Police negligence on the ground, combined with the fact that Doss was calling the shots, allowed the suicide bomber to quietly attach herself to party worker Latha and get close enough to Rajiv Gandhi to self-detonate.
But Raghavan assigns the blame elsewhere. He says that the person who should bear the primary responsibility for single-handedly removing the SPG cover that could have protected Rajiv Gandhi and thrown a security ring around him under exactly such circumstances, was former prime minister V.P. Singh. On succeeding Rajiv Gandhi as prime minister, the Raja scrapped SPG protection for former prime ministers, restricting it to serving prime ministers only.
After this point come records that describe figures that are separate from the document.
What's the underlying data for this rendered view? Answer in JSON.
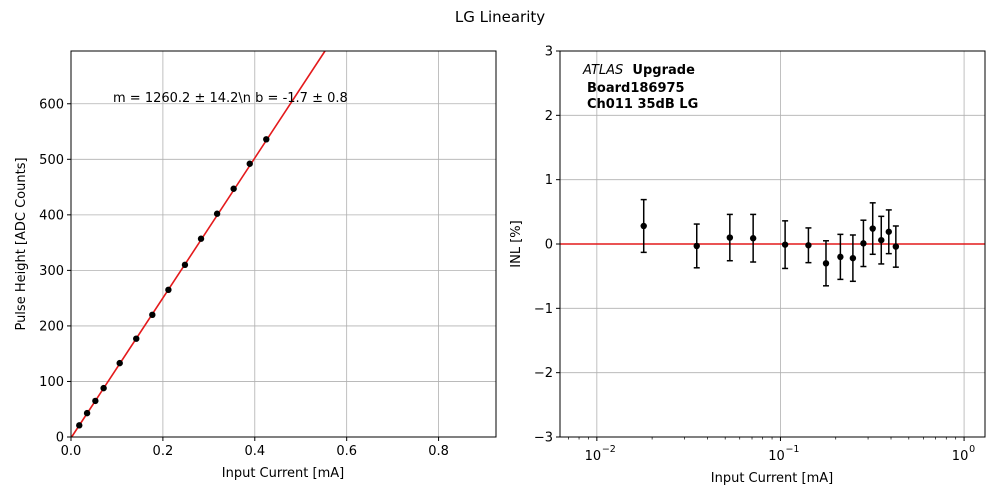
{
  "figure_title": "LG Linearity",
  "chart_data": [
    {
      "type": "scatter",
      "xlabel": "Input Current [mA]",
      "ylabel": "Pulse Height [ADC Counts]",
      "xlim": [
        0,
        0.925
      ],
      "ylim": [
        0,
        695
      ],
      "xticks": [
        0.0,
        0.2,
        0.4,
        0.6,
        0.8
      ],
      "xtick_labels": [
        "0.0",
        "0.2",
        "0.4",
        "0.6",
        "0.8"
      ],
      "yticks": [
        0,
        100,
        200,
        300,
        400,
        500,
        600
      ],
      "ytick_labels": [
        "0",
        "100",
        "200",
        "300",
        "400",
        "500",
        "600"
      ],
      "grid": true,
      "annotation": "m = 1260.2 ± 14.2\\n b = -1.7 ± 0.8",
      "fit": {
        "slope": 1260.2,
        "intercept": -1.7,
        "color": "#e41a1c"
      },
      "series": [
        {
          "x": [
            0.018,
            0.035,
            0.053,
            0.071,
            0.106,
            0.142,
            0.177,
            0.212,
            0.248,
            0.283,
            0.318,
            0.354,
            0.389,
            0.425
          ],
          "y": [
            21,
            43,
            65,
            88,
            133,
            177,
            220,
            265,
            310,
            357,
            402,
            447,
            492,
            536
          ],
          "color": "#000000"
        }
      ]
    },
    {
      "type": "scatter",
      "xlabel": "Input Current [mA]",
      "ylabel": "INL [%]",
      "xscale": "log",
      "xlim": [
        0.0063,
        1.3
      ],
      "ylim": [
        -3,
        3
      ],
      "xticks": [
        0.01,
        0.1,
        1
      ],
      "xtick_labels": [
        "10",
        "10",
        "10"
      ],
      "xtick_exponents": [
        "−2",
        "−1",
        "0"
      ],
      "yticks": [
        -3,
        -2,
        -1,
        0,
        1,
        2,
        3
      ],
      "ytick_labels": [
        "−3",
        "−2",
        "−1",
        "0",
        "1",
        "2",
        "3"
      ],
      "grid": true,
      "reference_line": {
        "y": 0,
        "color": "#e41a1c"
      },
      "legend_text": {
        "italic": "ATLAS",
        "bold1": "Upgrade",
        "line2": "Board186975",
        "line3": "Ch011 35dB LG"
      },
      "series": [
        {
          "x": [
            0.018,
            0.035,
            0.053,
            0.071,
            0.106,
            0.142,
            0.177,
            0.212,
            0.248,
            0.283,
            0.318,
            0.354,
            0.389,
            0.425
          ],
          "y": [
            0.28,
            -0.03,
            0.1,
            0.09,
            -0.01,
            -0.02,
            -0.3,
            -0.2,
            -0.22,
            0.01,
            0.24,
            0.06,
            0.19,
            -0.04
          ],
          "err": [
            0.41,
            0.34,
            0.36,
            0.37,
            0.37,
            0.27,
            0.35,
            0.35,
            0.36,
            0.36,
            0.4,
            0.37,
            0.34,
            0.32
          ],
          "color": "#000000"
        }
      ]
    }
  ]
}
‘History will never forgive him,’ says Raghavan of V.P. Singh. ‘Nobody will.’
Neither the SIT nor subsequent commissions of inquiry held V.P. Singh to account. Nor, for that matter, were the men in charge of Rajiv Gandhi’s security while he was in the state—the Tamil Nadu police and Doss—ever brought to book. (Rajiv Gandhi himself had famously brought the Chandrashekhar government down on the grounds that the government, using the security threat as a ploy to spy on his movements, had put him, his home and his phones under the surveillance of two constables from Haryana.)
Will history judge Raghavan more kindly? As he scoured the area looking for something, anything, to help him find out who had set off the explosion and what kind of bomb had been used, he says he espied the camera lying on a dead man.
‘It had not been damaged at all, just covered with earth and grass,’ he tells me, ‘and I had absolutely no idea then of the significance of that camera. I picked it up, directed one of my men to secure it and keep it safe in the hope that there would be something there. I didn’t know at the time if it did.’